Conversation with Yi-Fu Tuan and Ken Olwig

A conversation between Yi-Fu Tuan and Kenneth Olwig, chaired by Tim Waterman on the dilemma:

The word ‘landscape’ can denote two different ways of thinking about people’s place in the world. On the one hand, it places human beings at the centre of things, where virtue is to be found in crafting ‘scapes’ or ‘scenes’. On the other, it suggests that we are just one part of complex ecological ecosystems, part of the ‘land’, where virtue is to be found acting humbly as a member of that community.

Which of these virtues will it be in the 21st century? The goodness of vaunting creativity or the goodness of letting be?

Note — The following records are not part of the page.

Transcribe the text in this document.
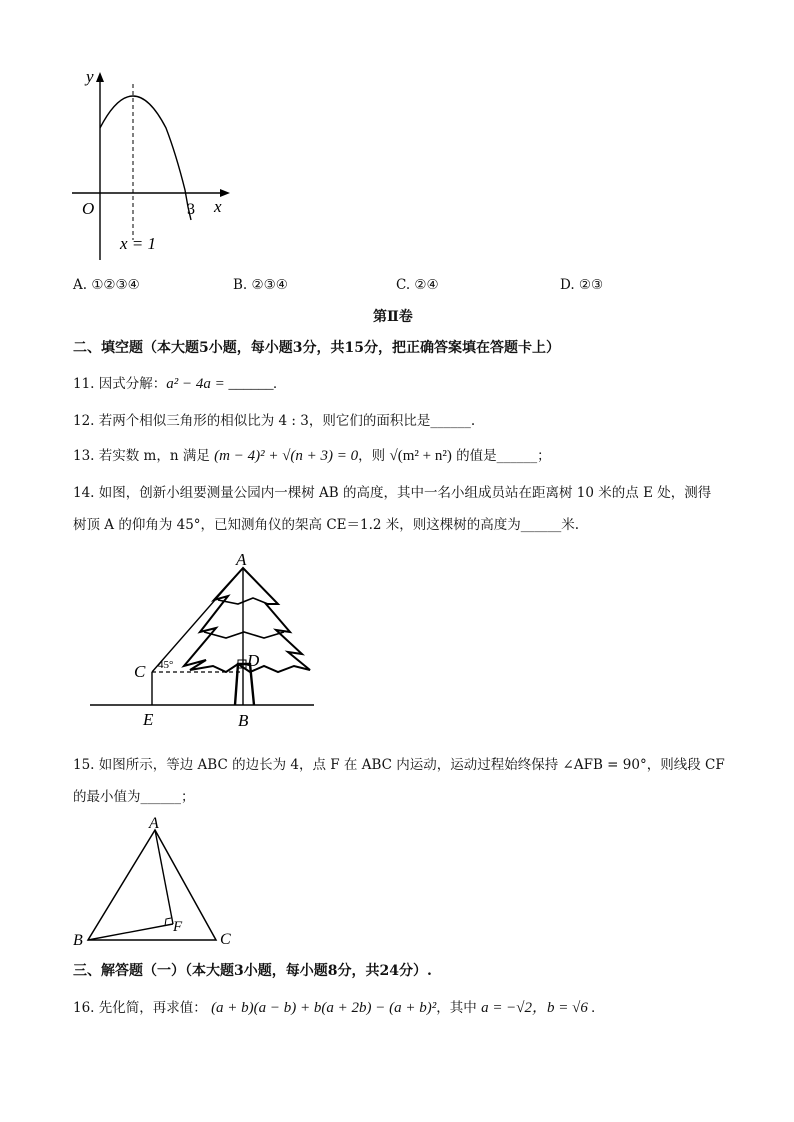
y
x
O	3
x = 1
A. ①②③④	B. ②③④	C. ②④	D. ②③
第Ⅱ卷
二、填空题（本大题5小题，每小题3分，共15分，把正确答案填在答题卡上）
11. 因式分解：a² − 4a = ______.
12. 若两个相似三角形的相似比为 4 : 3，则它们的面积比是______.
13. 若实数 m，n 满足 (m − 4)² + √(n + 3) = 0，则 √(m² + n²) 的值是______；
14. 如图，创新小组要测量公园内一棵树 AB 的高度，其中一名小组成员站在距离树 10 米的点 E 处，测得
树顶 A 的仰角为 45°，已知测角仪的架高 CE＝1.2 米，则这棵树的高度为______米.
A
C
D
E	B
45°
15. 如图所示，等边 ABC 的边长为 4，点 F 在 ABC 内运动，运动过程始终保持 ∠AFB = 90°，则线段 CF
的最小值为______；
A
B	C
F
三、解答题（一）（本大题3小题，每小题8分，共24分）.
16. 先化简，再求值： (a + b)(a − b) + b(a + 2b) − (a + b)²，其中 a = −√2，b = √6 .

Yi-Fu Tuan is a key figure in human geography and arguably the most important originator of humanistic geography. He is professor emeritus at the University of Wisconsin-Madison, and in 2012 was awarded the Vautrin-Lud International Geography Prize at the International Festival of Geography. The Vautrin-Lud International Geography Prize, considered the Nobel Prize for geography, is the highest honor in the field of geography. His work and approach continues to have great impact today, for example on topophilia, the feeling-link between person and place. 

Kenneth Olwig is a professor of landscape architecture at the Swedish University of Agricultural Sciences in Alnarp, Sweden. He received his doctorate from the Department of Geography of the University of Minnesota, where his advisor was Yi-Fu Tuan. A combination of aesthetic, legal, literary and cultural geographical approaches characterise his approach to landscape and the relationship between society and nature. His interests range from the effect of cultural perceptions of nature and landscape in regional development, to the role of ideas of law and justice in shaping the political landscape and its physical manifestations.